The panel provided several examples to illustrate its point. First, it is known that hormone replacement therapy reduces LDL, but it is not associated with better cardiovascular outcomes. Second, when Pfizer combined atorvastatin (Lipitor) with torceptrapib, LDL was remarkably lowered, but outcomes were worse for the combination arm compared to the atorvastatin alone group (that study was halted).

Krumholz blamed the rush to prescribe Vytorin on the drug’s aggressive marketing campaign. Within four years of its introduction, 15 percent of all prescriptions included ezetimibe. In Canada, which had no such marketing campaign, the number falls to 3 percent.

What is known about the effects of Vytorin on people’s health? It is possible that when the outcomes studies for Vytorin are completed in 2012 they will show the drug to be an effective intervention to reduce cardiovascular risk. “The ENHANCE results make that less likely, but it’s not impossible,” Krumholz said.

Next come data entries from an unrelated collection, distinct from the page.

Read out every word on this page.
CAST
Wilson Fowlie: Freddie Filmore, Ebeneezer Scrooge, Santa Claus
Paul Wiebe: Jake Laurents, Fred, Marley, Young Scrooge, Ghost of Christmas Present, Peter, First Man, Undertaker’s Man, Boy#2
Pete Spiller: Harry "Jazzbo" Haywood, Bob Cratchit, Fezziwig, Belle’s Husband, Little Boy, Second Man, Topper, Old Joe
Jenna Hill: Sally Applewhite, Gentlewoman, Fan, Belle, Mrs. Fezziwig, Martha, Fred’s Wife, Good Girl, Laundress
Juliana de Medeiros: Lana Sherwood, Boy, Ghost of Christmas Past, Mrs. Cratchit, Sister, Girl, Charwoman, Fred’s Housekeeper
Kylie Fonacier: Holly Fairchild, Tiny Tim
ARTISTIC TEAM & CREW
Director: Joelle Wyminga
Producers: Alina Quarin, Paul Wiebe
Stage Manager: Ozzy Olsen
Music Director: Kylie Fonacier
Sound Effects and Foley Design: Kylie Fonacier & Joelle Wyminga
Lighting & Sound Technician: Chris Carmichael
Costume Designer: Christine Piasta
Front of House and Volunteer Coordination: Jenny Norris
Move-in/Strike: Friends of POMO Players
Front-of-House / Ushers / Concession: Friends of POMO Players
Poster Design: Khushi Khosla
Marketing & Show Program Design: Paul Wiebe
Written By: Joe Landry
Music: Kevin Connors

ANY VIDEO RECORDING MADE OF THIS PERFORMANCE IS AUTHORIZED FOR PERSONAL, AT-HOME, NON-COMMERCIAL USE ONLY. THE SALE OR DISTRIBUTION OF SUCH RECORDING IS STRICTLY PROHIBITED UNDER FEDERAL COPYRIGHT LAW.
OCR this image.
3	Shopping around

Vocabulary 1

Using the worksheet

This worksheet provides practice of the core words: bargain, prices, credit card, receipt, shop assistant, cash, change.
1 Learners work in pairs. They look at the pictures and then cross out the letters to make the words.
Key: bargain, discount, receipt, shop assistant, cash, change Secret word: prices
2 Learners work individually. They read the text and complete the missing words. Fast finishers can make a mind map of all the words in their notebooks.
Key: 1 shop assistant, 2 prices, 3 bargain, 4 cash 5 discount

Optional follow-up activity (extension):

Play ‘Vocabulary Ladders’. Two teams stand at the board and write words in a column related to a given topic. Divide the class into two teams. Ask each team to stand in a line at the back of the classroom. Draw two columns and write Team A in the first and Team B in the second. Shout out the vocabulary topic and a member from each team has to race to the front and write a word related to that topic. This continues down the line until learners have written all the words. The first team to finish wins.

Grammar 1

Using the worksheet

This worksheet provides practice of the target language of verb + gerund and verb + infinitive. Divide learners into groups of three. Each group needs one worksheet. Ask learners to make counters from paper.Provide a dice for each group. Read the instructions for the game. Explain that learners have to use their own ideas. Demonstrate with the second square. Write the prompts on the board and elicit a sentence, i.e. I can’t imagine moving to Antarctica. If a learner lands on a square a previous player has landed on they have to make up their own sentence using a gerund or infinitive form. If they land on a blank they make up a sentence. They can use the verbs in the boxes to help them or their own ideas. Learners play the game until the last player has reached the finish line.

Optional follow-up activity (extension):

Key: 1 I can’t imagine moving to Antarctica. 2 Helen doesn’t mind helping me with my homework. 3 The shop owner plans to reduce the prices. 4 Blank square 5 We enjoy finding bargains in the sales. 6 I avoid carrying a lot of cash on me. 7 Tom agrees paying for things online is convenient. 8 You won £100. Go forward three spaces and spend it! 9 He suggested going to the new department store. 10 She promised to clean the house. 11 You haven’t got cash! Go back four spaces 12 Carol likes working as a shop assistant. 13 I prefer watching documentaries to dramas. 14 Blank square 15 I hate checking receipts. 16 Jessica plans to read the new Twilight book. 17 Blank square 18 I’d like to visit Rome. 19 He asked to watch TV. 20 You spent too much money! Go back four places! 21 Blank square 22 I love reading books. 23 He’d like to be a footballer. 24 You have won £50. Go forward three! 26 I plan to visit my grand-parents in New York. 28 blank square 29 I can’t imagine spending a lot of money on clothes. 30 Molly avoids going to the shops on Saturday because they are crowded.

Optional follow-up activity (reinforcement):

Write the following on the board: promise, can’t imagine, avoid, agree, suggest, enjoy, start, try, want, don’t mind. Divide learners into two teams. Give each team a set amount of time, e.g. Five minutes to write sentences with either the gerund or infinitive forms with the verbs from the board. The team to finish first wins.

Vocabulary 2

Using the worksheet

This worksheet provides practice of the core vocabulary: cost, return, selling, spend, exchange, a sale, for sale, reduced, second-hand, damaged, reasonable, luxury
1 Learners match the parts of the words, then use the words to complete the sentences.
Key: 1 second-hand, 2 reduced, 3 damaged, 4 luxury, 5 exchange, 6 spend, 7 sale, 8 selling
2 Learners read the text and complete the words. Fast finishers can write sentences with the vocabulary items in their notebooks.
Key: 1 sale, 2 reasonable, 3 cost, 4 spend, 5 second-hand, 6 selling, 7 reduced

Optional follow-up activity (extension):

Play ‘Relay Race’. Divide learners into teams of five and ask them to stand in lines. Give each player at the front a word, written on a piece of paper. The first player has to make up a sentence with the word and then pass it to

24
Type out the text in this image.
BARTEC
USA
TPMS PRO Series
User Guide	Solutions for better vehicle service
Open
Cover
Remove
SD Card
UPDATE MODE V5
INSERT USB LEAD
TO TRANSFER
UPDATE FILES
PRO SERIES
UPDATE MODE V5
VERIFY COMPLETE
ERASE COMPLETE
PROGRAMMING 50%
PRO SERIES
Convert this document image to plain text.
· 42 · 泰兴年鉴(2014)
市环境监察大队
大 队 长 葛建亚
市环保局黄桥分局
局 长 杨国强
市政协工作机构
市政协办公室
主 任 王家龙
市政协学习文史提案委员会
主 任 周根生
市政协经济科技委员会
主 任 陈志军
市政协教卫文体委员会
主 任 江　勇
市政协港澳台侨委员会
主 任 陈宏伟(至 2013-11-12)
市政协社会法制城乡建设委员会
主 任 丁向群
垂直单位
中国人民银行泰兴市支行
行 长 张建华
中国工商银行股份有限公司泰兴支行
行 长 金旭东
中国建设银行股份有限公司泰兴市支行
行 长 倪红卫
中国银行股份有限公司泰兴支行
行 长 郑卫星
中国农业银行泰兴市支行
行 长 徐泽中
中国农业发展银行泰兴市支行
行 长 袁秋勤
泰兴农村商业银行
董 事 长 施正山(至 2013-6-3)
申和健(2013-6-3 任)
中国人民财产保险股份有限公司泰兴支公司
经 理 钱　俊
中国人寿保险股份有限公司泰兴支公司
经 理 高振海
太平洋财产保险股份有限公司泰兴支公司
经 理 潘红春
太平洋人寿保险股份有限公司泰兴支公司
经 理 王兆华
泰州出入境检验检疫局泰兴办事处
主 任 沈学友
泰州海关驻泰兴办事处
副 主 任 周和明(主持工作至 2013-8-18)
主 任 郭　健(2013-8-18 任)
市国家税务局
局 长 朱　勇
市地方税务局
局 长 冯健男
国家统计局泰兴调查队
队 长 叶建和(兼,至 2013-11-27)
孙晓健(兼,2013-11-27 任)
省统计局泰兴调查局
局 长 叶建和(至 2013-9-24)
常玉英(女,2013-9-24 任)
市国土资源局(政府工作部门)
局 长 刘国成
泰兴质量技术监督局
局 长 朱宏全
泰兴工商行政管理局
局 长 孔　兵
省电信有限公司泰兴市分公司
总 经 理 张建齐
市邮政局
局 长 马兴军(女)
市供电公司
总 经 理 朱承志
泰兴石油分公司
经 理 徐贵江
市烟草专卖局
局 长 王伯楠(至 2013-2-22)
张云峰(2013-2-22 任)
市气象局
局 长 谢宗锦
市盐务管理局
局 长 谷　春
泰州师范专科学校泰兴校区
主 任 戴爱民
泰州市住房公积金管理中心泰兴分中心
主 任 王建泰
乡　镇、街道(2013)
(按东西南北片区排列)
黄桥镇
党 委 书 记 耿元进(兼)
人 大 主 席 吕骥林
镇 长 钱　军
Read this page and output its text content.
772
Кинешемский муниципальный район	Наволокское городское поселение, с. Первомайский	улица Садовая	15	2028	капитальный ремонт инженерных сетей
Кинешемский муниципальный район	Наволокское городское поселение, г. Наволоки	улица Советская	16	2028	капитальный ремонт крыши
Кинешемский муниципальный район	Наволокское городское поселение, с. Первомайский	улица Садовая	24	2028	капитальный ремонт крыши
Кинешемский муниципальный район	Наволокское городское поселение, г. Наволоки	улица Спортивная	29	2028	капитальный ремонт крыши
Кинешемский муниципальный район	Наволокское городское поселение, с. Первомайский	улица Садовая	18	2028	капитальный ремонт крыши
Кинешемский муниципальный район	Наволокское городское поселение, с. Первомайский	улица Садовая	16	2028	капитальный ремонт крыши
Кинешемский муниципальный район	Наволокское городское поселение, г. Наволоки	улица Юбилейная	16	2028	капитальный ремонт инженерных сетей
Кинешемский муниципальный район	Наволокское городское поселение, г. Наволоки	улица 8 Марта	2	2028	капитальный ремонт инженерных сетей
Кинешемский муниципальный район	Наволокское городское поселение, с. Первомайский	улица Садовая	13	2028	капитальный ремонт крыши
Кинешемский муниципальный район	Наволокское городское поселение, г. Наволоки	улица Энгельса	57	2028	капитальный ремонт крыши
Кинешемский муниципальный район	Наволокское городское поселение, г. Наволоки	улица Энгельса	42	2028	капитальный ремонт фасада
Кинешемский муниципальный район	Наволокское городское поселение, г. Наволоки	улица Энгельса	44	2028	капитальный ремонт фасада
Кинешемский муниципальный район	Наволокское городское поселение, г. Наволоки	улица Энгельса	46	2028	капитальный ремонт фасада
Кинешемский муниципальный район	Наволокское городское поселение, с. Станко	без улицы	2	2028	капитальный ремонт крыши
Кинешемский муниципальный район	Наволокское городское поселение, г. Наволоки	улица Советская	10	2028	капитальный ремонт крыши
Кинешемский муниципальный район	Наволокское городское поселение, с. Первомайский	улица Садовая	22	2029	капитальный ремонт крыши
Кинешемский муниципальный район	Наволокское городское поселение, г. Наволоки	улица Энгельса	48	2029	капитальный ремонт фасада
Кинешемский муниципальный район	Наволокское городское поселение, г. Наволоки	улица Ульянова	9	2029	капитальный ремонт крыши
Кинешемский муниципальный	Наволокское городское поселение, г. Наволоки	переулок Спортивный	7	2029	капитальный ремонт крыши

It could be that ezetimibe is just “an expensive placebo and its principle harm is that it drains precious resources from our health care system.” The ENHANCE study makes this a more likely possibility, he added.

Or the drug could be harmful, even though it is well tolerated and the liver enzymes are good. “We can’t say for sure if there is an increase risk for death, MI or another important health problem,” Krumholz said.

Krumholz concluded that it’s unfortunate that the industry will not know the answers until 2012, when the outcomes studies are concluded.

“It’s not right we get this far down the line with so much uncertainty,” he said.

The panel recommended prescribing statins, especially those with favorable outcomes data. “Let’s stay with the evidence.”

Merck and Schering-Plough funded the ENHANCE study.

Regarding the panel discussion, Schering-Plough CEO Fred Hassan said the scientific process was hijacked because there were no opposing viewpoints and no questions taken from the audience, according to an April 2 article in Bloomberg. He also said that Krumholz was biased because he once served as a consultant to lawyers suing Merck.

Krumholz said his involvement with Merck’s painkiller Vioxx had been disclosed before and that it did not matter because the panel’s statement was a consensus, according to Bloomberg.

In other controversy surrounding Vytorin, Congress in January had questioned whether monetary contributions from Merck/Schering-Plough influenced the ACC’s soft response to the initial release of the ENHANCE results. That probe by Congress is part of broader committee investigation into the research and marketing of Vytorin, according to the New York Times.

Merck and Schering-Plough have come under fire for taking roughly 21 months to release the ENHANCE study results after its April 2006 completion, with critics suggesting they were delayed because the companies knew they would be negative and wanted to protect the sales growth for Vytorin and Zetia.